# of Payments Paid In Advance
Overview
An Advance occurs when a carrier pays several months of commission upfront rather than waiting for the client to make each monthly premium payment. This setting allows Commission Tracker to accurately predict your cash flow and reconcile large initial commission checks.
📅 How Advances Work (The 9-Month Example)
In many Life insurance contracts, carriers pay a 9-month advance. This means the system expects one large payment followed by a "waiting period" before regular monthly payments resume.
Example Scenario:
- Policy Effective Date: 1/1/2020
- Payments per Term: 12 (Monthly)
- Payments in Advance: 9
| Billing Date | Payment Type | Status |
|---|---|---|
| 1/1/2020 | Advance (9 Months) | Paid Upfront |
| 2/1/2020 — 9/1/2020 | None | Covered by Advance |
| 10/1/2020 | As-Earned (1 Month) | Monthly Payment Resumes |
| 11/1/2020 | As-Earned (1 Month) | Monthly Payment |
| 12/1/2020 | As-Earned (1 Month) | Final Term Payment |


🔄 Renewal Behavior: The "Reset" Rule
When a policy reaches its renewal date and a new term is created, Commission Tracker follows standard industry logic: Advances are typically for New Business only.
⚠️ The Reset Logic:
- Term 1 (New Business): Uses the Advance number you entered (e.g., 9).
- Term 2+ (Renewals): The system automatically resets the # of Payments Paid in Advance to 1.
- Result: The policy moves to a standard "As-Earned" monthly schedule (12 payments, no advance) for all subsequent years.


💡 Tips for Success
- ✅ One-Time Setup: If your Carrier Table is set to a 12-month advance, every new policy attached to that table will inherit that advance automatically.

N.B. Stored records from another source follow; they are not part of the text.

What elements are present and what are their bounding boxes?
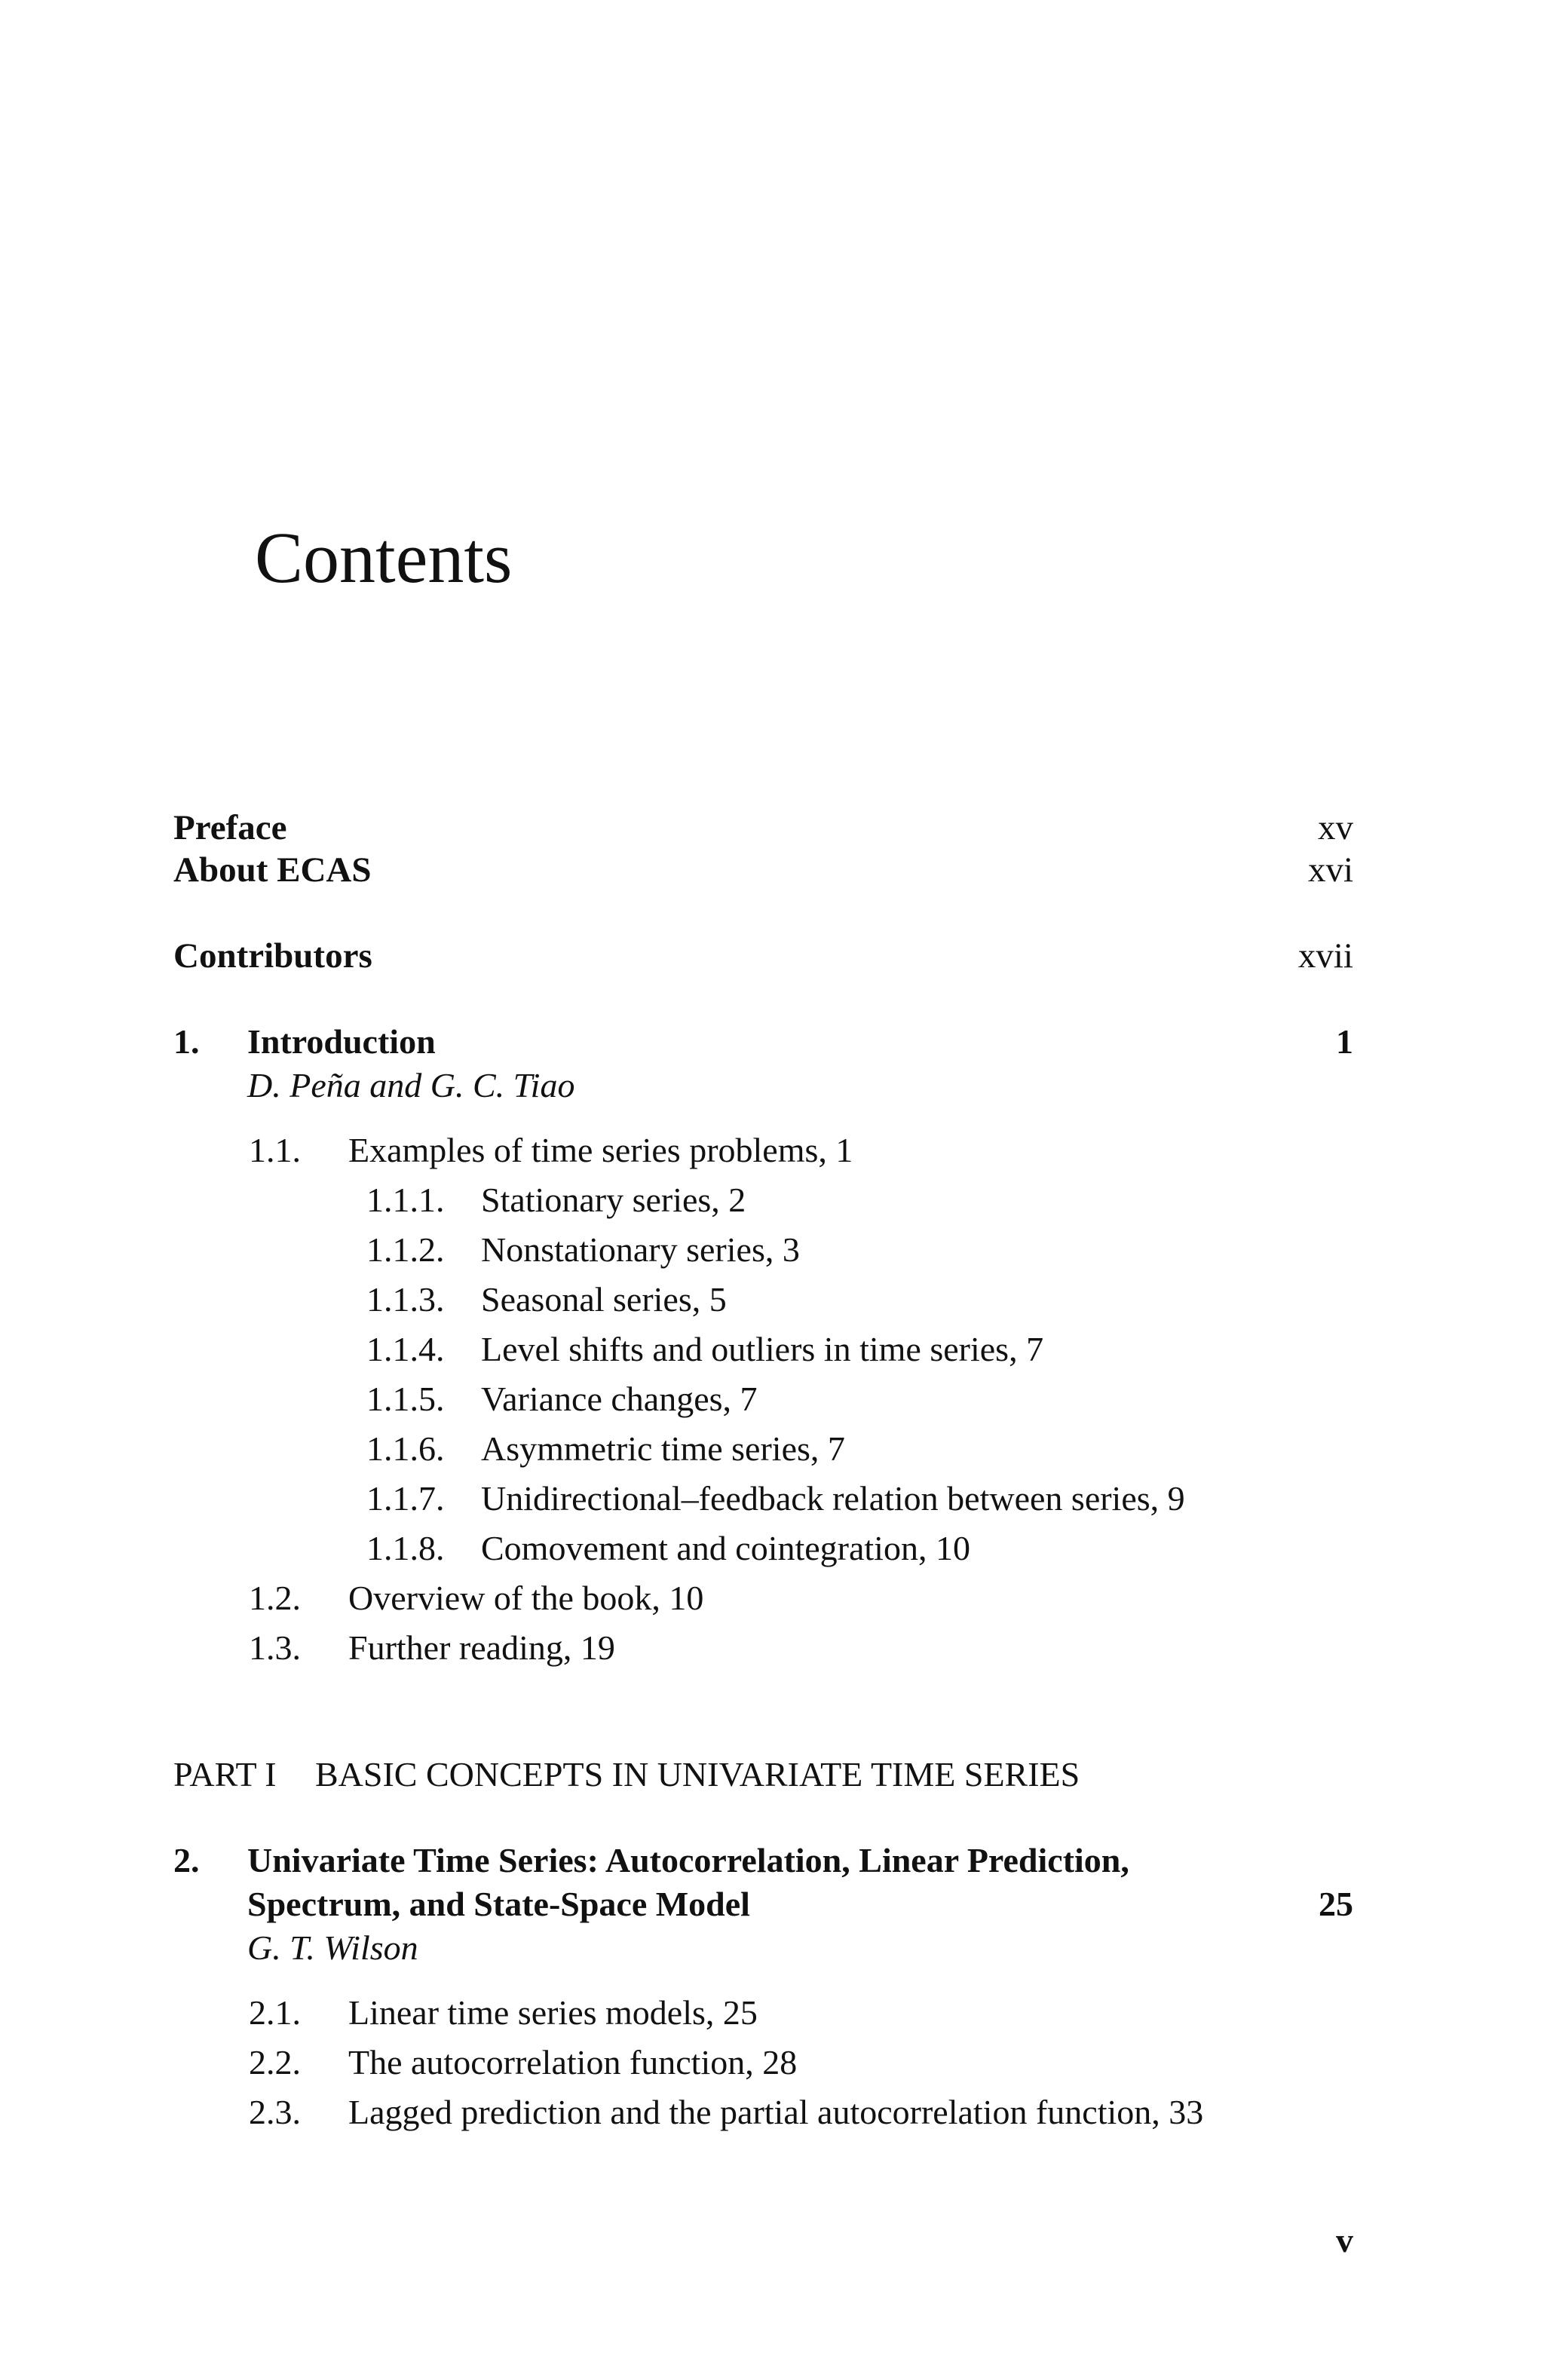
subsection-number: 1.1.3. [366,1280,445,1319]
toc-label-preface[interactable]: Preface [173,808,287,847]
toc-page-about: xvi [1307,850,1353,890]
subsection-number: 1.1.8. [366,1529,445,1567]
subsection-title[interactable]: Stationary series, 2 [481,1181,746,1219]
subsection-title[interactable]: Asymmetric time series, 7 [481,1429,845,1468]
subsection-number: 1.1.6. [366,1429,445,1468]
chapter-2-number: 2. [173,1841,200,1879]
chapter-1-page: 1 [1336,1022,1353,1061]
subsection-title[interactable]: Unidirectional–feedback relation between series, 9 [481,1479,1185,1518]
section-title[interactable]: Lagged prediction and the partial autocorrelation function, 33 [348,2093,1204,2131]
section-title[interactable]: Linear time series models, 25 [348,1993,758,2032]
section-number: 2.3. [249,2093,301,2131]
chapter-2-page: 25 [1319,1885,1353,1923]
part-label: PART I [173,1755,277,1793]
page-title: Contents [255,517,513,598]
section-number: 2.1. [249,1993,301,2032]
section-number: 1.3. [249,1628,301,1667]
page-number: v [1336,2221,1353,2259]
section-title[interactable]: The autocorrelation function, 28 [348,2043,798,2081]
toc-page-preface: xv [1318,808,1353,847]
chapter-2-title-line-1[interactable]: Univariate Time Series: Autocorrelation, Linear Prediction, [247,1841,1129,1879]
section-number: 2.2. [249,2043,301,2081]
toc-page-contributors: xvii [1297,936,1353,976]
toc-label-contributors[interactable]: Contributors [173,936,372,976]
section-title[interactable]: Examples of time series problems, 1 [348,1131,853,1169]
chapter-2-authors: G. T. Wilson [247,1928,418,1967]
subsection-number: 1.1.2. [366,1230,445,1269]
subsection-title[interactable]: Comovement and cointegration, 10 [481,1529,970,1567]
subsection-number: 1.1.1. [366,1181,445,1219]
subsection-number: 1.1.4. [366,1330,445,1368]
chapter-2-title-line-2[interactable]: Spectrum, and State-Space Model [247,1885,750,1923]
part-title[interactable]: BASIC CONCEPTS IN UNIVARIATE TIME SERIES [315,1755,1080,1793]
section-number: 1.2. [249,1579,301,1617]
section-number: 1.1. [249,1131,301,1169]
toc-label-about[interactable]: About ECAS [173,850,372,890]
subsection-number: 1.1.7. [366,1479,445,1518]
section-title[interactable]: Further reading, 19 [348,1628,615,1667]
chapter-1-title[interactable]: Introduction [247,1022,436,1061]
section-title[interactable]: Overview of the book, 10 [348,1579,704,1617]
subsection-number: 1.1.5. [366,1380,445,1418]
subsection-title[interactable]: Level shifts and outliers in time series, 7 [481,1330,1044,1368]
chapter-1-authors: D. Peña and G. C. Tiao [247,1066,575,1104]
subsection-title[interactable]: Seasonal series, 5 [481,1280,727,1319]
subsection-title[interactable]: Variance changes, 7 [481,1380,758,1418]
chapter-1-number: 1. [173,1022,200,1061]
subsection-title[interactable]: Nonstationary series, 3 [481,1230,800,1269]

- ✅ Verify "As-Earned" Dates: If you are using a 9-month advance, don't expect to see another payment for that policy until the 10th month of the term.
- ❌ Manual Overrides: If you have a rare case where a carrier pays an advance on a renewal, you will need to manually update the # of Payments Paid in Advance on the New Term after the renewal is processed.